We all know what hurts, but why is it so difficult to describe? Emma Cook meets the neurologists attempting to solve one of medicine’s most enduring issues and what it means for patients – and hears from a woman who has never felt pain
Deep in the basement of Oxford’s Institute of Biomedical Engineering, I am sitting in a pain laboratory trying to describe a series of small but exquisitely sharp electrical shocks emanating from an electrode attached to my index finger. It is proving to be something of a challenge. “Yeah, no, that’s really, er, unpleasant,” I offer, inarticulately, as the electric shocks slowly ramp up, their intensity putting me in mind of an excruciating jellyfish sting last summer.

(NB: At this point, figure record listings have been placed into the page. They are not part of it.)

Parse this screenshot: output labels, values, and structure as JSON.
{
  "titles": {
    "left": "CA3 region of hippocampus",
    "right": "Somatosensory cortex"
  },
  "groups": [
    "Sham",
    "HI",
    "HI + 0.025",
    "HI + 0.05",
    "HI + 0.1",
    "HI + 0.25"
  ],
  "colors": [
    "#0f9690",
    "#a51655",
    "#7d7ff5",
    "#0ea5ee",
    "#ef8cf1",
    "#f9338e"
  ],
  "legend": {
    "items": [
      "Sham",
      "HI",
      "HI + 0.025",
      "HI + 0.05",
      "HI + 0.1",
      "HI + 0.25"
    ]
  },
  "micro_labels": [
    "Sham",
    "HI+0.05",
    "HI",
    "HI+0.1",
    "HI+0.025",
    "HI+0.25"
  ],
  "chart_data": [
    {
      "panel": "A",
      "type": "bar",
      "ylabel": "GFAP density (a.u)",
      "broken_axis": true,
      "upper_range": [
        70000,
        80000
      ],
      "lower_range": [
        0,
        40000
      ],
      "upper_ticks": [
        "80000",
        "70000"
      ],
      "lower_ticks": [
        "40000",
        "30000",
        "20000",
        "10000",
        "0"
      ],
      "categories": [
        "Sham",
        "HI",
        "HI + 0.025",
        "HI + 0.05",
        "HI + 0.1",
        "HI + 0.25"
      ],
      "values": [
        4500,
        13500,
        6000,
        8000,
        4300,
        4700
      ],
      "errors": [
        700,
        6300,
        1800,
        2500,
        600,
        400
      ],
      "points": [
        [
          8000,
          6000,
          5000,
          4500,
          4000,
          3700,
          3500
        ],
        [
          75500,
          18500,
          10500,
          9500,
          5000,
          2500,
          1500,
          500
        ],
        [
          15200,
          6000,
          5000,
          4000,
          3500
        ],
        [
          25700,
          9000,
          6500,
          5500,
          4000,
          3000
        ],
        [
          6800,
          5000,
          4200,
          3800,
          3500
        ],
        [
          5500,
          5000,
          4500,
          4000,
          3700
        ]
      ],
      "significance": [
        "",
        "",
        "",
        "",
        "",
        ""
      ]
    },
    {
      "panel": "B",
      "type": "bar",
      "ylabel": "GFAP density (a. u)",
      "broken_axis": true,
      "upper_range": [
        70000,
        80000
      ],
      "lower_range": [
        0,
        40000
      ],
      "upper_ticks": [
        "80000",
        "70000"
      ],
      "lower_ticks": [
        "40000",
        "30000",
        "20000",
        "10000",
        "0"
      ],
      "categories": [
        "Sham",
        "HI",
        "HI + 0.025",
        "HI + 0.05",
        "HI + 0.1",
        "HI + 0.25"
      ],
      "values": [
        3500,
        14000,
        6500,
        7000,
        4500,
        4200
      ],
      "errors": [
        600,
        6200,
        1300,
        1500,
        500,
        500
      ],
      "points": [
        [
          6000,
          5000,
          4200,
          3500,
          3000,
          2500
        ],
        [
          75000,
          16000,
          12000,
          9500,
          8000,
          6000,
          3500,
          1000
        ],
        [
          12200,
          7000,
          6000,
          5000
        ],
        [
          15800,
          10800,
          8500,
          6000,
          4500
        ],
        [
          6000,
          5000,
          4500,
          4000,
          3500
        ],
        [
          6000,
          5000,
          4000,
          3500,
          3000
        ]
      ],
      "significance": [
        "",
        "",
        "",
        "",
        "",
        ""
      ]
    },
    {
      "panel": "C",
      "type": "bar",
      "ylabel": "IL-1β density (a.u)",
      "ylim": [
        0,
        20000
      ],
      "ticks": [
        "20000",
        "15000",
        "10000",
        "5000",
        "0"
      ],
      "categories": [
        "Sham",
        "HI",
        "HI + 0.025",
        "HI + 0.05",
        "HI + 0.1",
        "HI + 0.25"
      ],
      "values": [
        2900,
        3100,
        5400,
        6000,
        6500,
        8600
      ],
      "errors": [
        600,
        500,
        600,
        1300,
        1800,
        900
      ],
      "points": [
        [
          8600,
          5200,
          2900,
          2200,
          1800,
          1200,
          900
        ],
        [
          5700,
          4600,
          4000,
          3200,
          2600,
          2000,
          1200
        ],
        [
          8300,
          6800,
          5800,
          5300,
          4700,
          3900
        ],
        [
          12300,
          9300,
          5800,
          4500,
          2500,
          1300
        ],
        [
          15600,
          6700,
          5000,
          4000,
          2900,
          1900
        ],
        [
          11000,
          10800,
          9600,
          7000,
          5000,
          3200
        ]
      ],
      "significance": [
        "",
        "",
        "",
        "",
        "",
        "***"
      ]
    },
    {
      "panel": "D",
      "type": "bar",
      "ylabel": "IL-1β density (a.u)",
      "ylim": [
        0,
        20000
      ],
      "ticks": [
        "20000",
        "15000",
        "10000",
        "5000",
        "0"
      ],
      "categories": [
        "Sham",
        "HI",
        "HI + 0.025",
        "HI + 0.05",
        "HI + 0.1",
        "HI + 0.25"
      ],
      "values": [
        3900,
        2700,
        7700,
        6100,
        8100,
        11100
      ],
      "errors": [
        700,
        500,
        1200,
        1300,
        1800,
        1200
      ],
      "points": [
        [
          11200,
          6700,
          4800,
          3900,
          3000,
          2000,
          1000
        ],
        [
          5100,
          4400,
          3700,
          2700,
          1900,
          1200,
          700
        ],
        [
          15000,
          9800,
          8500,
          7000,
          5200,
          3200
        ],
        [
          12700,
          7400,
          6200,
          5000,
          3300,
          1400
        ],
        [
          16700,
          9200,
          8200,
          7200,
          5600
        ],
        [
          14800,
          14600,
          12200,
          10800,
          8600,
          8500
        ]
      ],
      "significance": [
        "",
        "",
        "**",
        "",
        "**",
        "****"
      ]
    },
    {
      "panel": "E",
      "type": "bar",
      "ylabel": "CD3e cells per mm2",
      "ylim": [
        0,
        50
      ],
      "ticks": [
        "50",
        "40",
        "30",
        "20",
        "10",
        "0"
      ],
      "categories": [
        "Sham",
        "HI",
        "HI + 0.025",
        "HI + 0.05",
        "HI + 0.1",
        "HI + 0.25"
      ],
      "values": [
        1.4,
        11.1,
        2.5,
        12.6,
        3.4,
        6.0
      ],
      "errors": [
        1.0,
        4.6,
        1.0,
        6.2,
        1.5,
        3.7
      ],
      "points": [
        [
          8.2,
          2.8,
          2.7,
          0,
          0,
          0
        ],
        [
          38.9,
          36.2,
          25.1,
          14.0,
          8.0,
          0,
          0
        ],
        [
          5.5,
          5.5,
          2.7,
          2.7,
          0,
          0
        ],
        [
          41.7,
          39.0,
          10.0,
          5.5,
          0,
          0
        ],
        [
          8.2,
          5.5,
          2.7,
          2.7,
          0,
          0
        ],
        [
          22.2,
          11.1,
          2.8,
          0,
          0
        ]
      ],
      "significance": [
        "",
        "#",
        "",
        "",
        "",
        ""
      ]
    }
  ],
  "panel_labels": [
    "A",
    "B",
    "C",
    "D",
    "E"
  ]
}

“Ow, that really hurts,” I manage. Up goes the volume. “And this?” Language escapes me and I emit a small reflexive cry instead. Dr Ben Seymour, a professor of clinical neuroscience and honorary consultant neurologist at Oxford University who has designed these tests, looks rather pleased. We are working our way briskly through a varied menu of different aches and pains, some heated, some chilled. The electric shock to the finger is the equivalent of an injury signal, a short sharp warning pain to alert us to danger. “It’s the ‘ow’ one,” explains Seymour. “I call it the wasp as it has a kind of angriness to it.”